É nome de rua e escola pública, mas poucos conhecem sua história.

A história de Campos está cheia de mulheres importantes e incríveis que marcaram sua época. E a vida e a obra dessas mulheres faz parte da memória que podemos ter acesso por meio da história oral, documentos, iconografias, objetos hoje de pesquisa dos historiadores. Portanto, temos representatividade feminina na nossa história regional, sim! Diferente de demais cidades que renegaram as mulheres a um lugar secundário e quase inexistente, a história de nossas mulheres campistas e seus feitos sempre foram reproduzidas, tendo uma grande importância para a construção de nossa identidade, história e memória.

Foto de Nina Arueira, século XX, década de 30. Acervo do Museu Histórico de Campos dos Goytacazes

Obviamente que a lista de mulheres notáveis da história goytacá e seus feitos e extensa e só aumenta. Porém, algumas dessas importantes figuras fazem parte do imaginário popular campista, com a Nina Arueira — Maria da Conceição Arueira (07/01/1916 – 18/03/1935), filha de Lino Arueira e de sua esposa, Maria Magdalena Rocha e Silva. Desde a infância se mostrou precoce e superdotada.

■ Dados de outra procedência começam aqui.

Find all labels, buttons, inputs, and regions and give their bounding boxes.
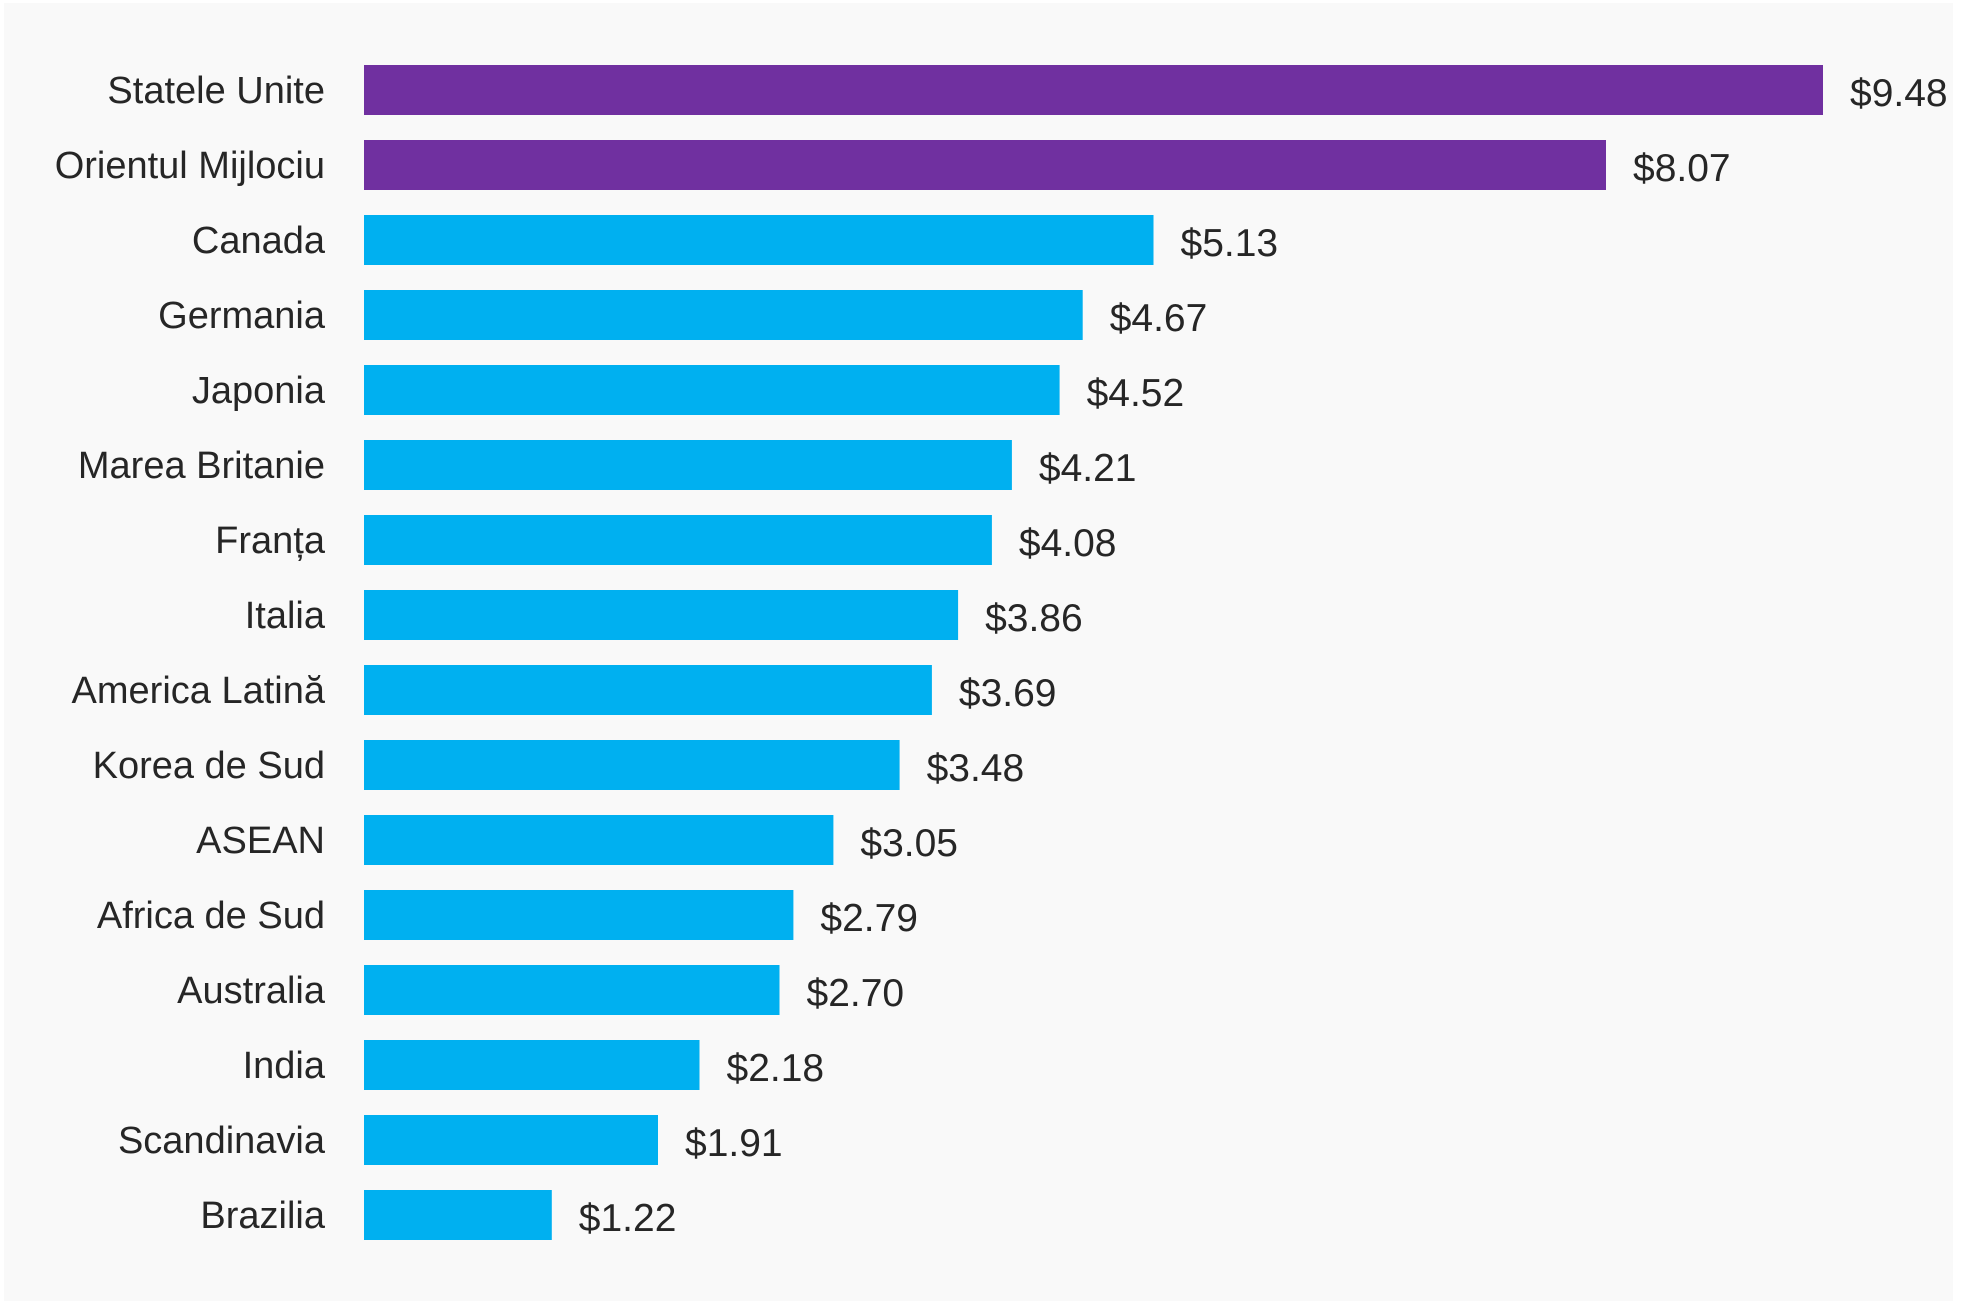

Sua avó chamava-a de “Pequenina”, e os familiares apenas de “Nina”, pseudônimo que viria a adotar na adolescência, se tornando uma jovem jornalista da cidade de Campos dos Goytacazes, militante revolucionária que morreu de febre tifoide antes de casar com Clóvis Tavares e de completar vinte anos.

E qual foi a sua relevância histórica? Porque essa moça bonita e inquieta marcou a história da cidade? Nina teve uma vida curta, porém muito agitada e além de sua época. Seus artigos, publicados na “Folha do Commercio”, poucos, pois o jornal era conservador, e no jornal “A Notícia”, chocando a opinião pública.

“A mulher que espera tudo do casamento — que resume sua vida nisto — é imoral, porque mercadeja oficialmente o seu corpo… a mulher moderna deve ter maiores desejos que desejos de amor: deve ansiar individualmente, força, luta e vitória…” (Nina Arueira, Folha do Commercio, 24/04/1932).

Com 16 anos também publicava artigos em defesa da classe trabalhadora e das prostitutas. Chegou até ser convidada a sair do Liceu de Humanidades por agitação ideológica. Filiou-se ao Partido Comunista com 18 anos e fundou a Aliança Nacional Libertadora em Campos, frente de esquerda composta por setores de diversas organizações de caráter antifascista e anti-integralista.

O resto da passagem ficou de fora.